Eu acho que a escola deve tratar com igualdade todos os estudantes, defendendo a valorização do caráter e das qualidades de cada um, independente da cor. Acho que uma boa estratégia para o professor incentivar a igualdade é utilizar trabalhos em grupo, mesclando meninos de todas as cores e origens, integrando os alunos em atividades de parceria. O professor também pode estimular o aluno a se sentir bacana, elogiar, pegar na orelha mesmo e dizer que vale a pena se esforçar para fazer o melhor na escola.
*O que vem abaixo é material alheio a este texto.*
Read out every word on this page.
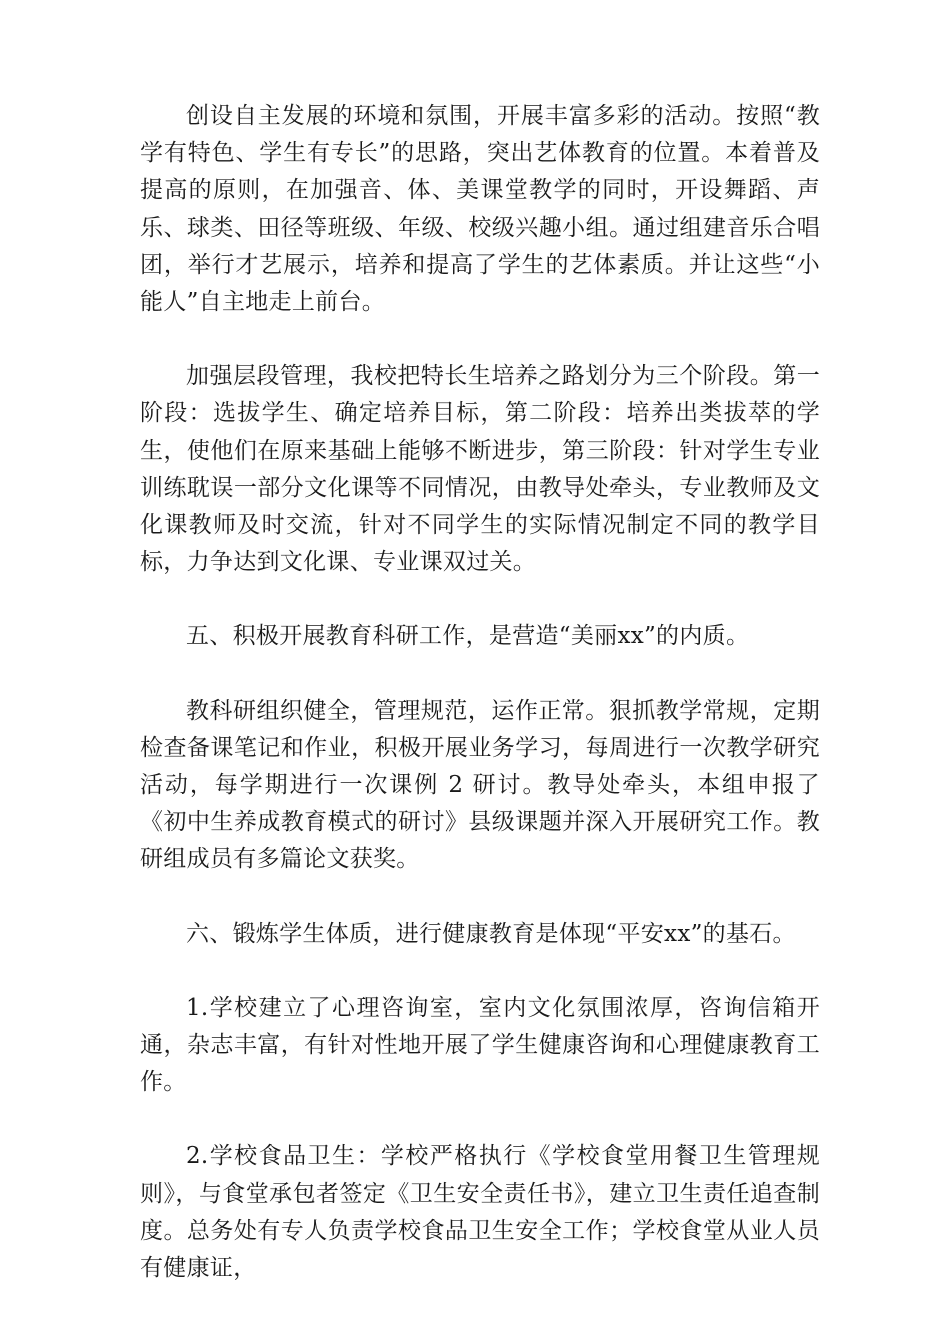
创设自主发展的环境和氛围，开展丰富多彩的活动。按照“教学有特色、学生有专长”的思路，突出艺体教育的位置。本着普及提高的原则，在加强音、体、美课堂教学的同时，开设舞蹈、声乐、球类、田径等班级、年级、校级兴趣小组。通过组建音乐合唱团，举行才艺展示，培养和提高了学生的艺体素质。并让这些“小能人”自主地走上前台。

加强层段管理，我校把特长生培养之路划分为三个阶段。第一阶段：选拔学生、确定培养目标，第二阶段：培养出类拔萃的学生，使他们在原来基础上能够不断进步，第三阶段：针对学生专业训练耽误一部分文化课等不同情况，由教导处牵头，专业教师及文化课教师及时交流，针对不同学生的实际情况制定不同的教学目标，力争达到文化课、专业课双过关。

五、积极开展教育科研工作，是营造“美丽xx”的内质。

教科研组织健全，管理规范，运作正常。狠抓教学常规，定期检查备课笔记和作业，积极开展业务学习，每周进行一次教学研究活动，每学期进行一次课例 2 研讨。教导处牵头，本组申报了《初中生养成教育模式的研讨》县级课题并深入开展研究工作。教研组成员有多篇论文获奖。

六、锻炼学生体质，进行健康教育是体现“平安xx”的基石。

1.学校建立了心理咨询室，室内文化氛围浓厚，咨询信箱开通，杂志丰富，有针对性地开展了学生健康咨询和心理健康教育工作。

2.学校食品卫生：学校严格执行《学校食堂用餐卫生管理规则》，与食堂承包者签定《卫生安全责任书》，建立卫生责任追查制度。总务处有专人负责学校食品卫生安全工作；学校食堂从业人员有健康证，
A comunidade de afro-brasileiros tem uma defasagem, a nossa base de educação é fraca. É preciso que o ensino de base seja fortalecido, senão, no momento em que você concede cotas, você está dando e tirando ao mesmo tempo, porque coloca na universidade uma pessoa que não tem preparo para acompanhar. Acho que o sistema de cotas é necessário, porque há anos o percentual de afro-brasileiros na universidade é muito pouco.
Olha, outra coisa que eu noto é que faltam nos currículos a história e a cultura da população negra. Na época em que eu estudava, esse assunto era dado numa parte muito pequena dos capítulos. Podia-se falar mais dos heróis negros, mais da história de Zumbi. Estudar esses temas seria muito importante num ambiente tão rico como o universo escolar.